Interestingly, it was the second generation children of survivors (as demonstrated by Jack Felman’s pointed questions) who seem to find it the most difficult to let go of their anger and despair, on behalf of their parents. It is as if they have taken up the baton and need to carry it high, to prove to their parents (living or dead) that they would not be forgotten, and that their suffering was not in vain. But forgiving and forgetting are two different things. It seems that a misplaced sense of loyalty can lead to unexamined and exaggerated beliefs about what is right or wrong, acceptable or objectionable, far beyond what circumstances call for. In a show of reverse racism, members of my generation often demonstrate a sense of superiority and exclusivity, as described by psychiatrist John Serry. A need to express tribal loyalty and identity seems to override an awareness of what it means to be human, whatever one’s background or culture.

As long as people have a need to dwell on the injustices of the past and consider that everyone who is linked to past misdeeds is tainted as well, then distrust and disharmony will be perpetuated.

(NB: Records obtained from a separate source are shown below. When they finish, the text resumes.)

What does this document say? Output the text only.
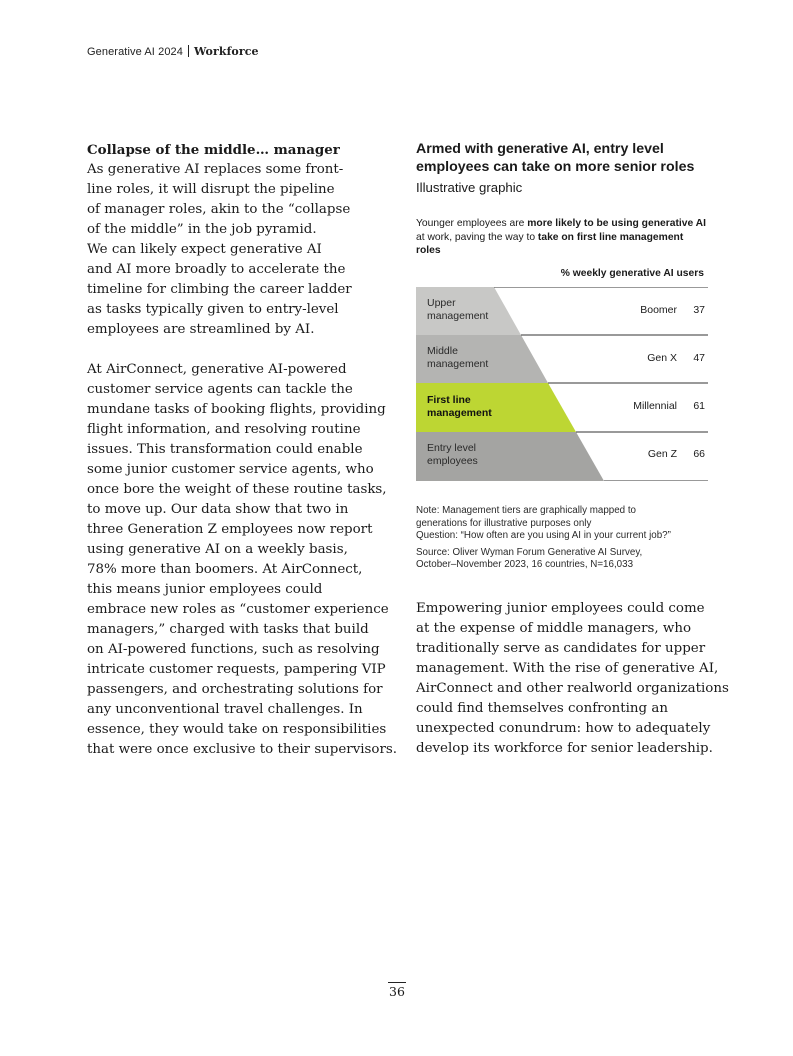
Generative AI 2024 Workforce
Collapse of the middle… manager

As generative AI replaces some front-
line roles, it will disrupt the pipeline
of manager roles, akin to the “collapse
of the middle” in the job pyramid.
We can likely expect generative AI
and AI more broadly to accelerate the
timeline for climbing the career ladder
as tasks typically given to entry-level
employees are streamlined by AI.

At AirConnect, generative AI-powered
customer service agents can tackle the
mundane tasks of booking flights, providing
flight information, and resolving routine
issues. This transformation could enable
some junior customer service agents, who
once bore the weight of these routine tasks,
to move up. Our data show that two in
three Generation Z employees now report
using generative AI on a weekly basis,
78% more than boomers. At AirConnect,
this means junior employees could
embrace new roles as “customer experience
managers,” charged with tasks that build
on AI-powered functions, such as resolving
intricate customer requests, pampering VIP
passengers, and orchestrating solutions for
any unconventional travel challenges. In
essence, they would take on responsibilities
that were once exclusive to their supervisors.

Armed with generative AI, entry level
employees can take on more senior roles

Illustrative graphic
Younger employees are more likely to be using generative AI at work, paving the way to take on first line management roles
% weekly generative AI users
Upper
management
Middle
management
First line
management
Entry level
employees
Boomer 37
Gen X 47
Millennial 61
Gen Z 66
Note: Management tiers are graphically mapped to
generations for illustrative purposes only
Question: “How often are you using AI in your current job?”
Source: Oliver Wyman Forum Generative AI Survey,
October–November 2023, 16 countries, N=16,033
Empowering junior employees could come
at the expense of middle managers, who
traditionally serve as candidates for upper
management. With the rise of generative AI,
AirConnect and other realworld organizations
could find themselves confronting an
unexpected conundrum: how to adequately
develop its workforce for senior leadership.
36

In what Eva Hoffman calls the ‘cyclical logic of revenge’, wars such as the recent one in the former Yugoslavia, which recall ancient aggression and martyrdom dating back centuries, will continue to find the fuel for continuing damage, destruction and grief.

It may be an idealistic view, but I believe that only if we can listen carefully and respectfully to those who think differently from the way we do, hear their viewpoints, acknowledge their struggles, accept their differences, and understand that descendants do not necessarily share their parents’ views, can we hope to move beyond the trauma that was bequeathed to us and create a new space for healing old wounds.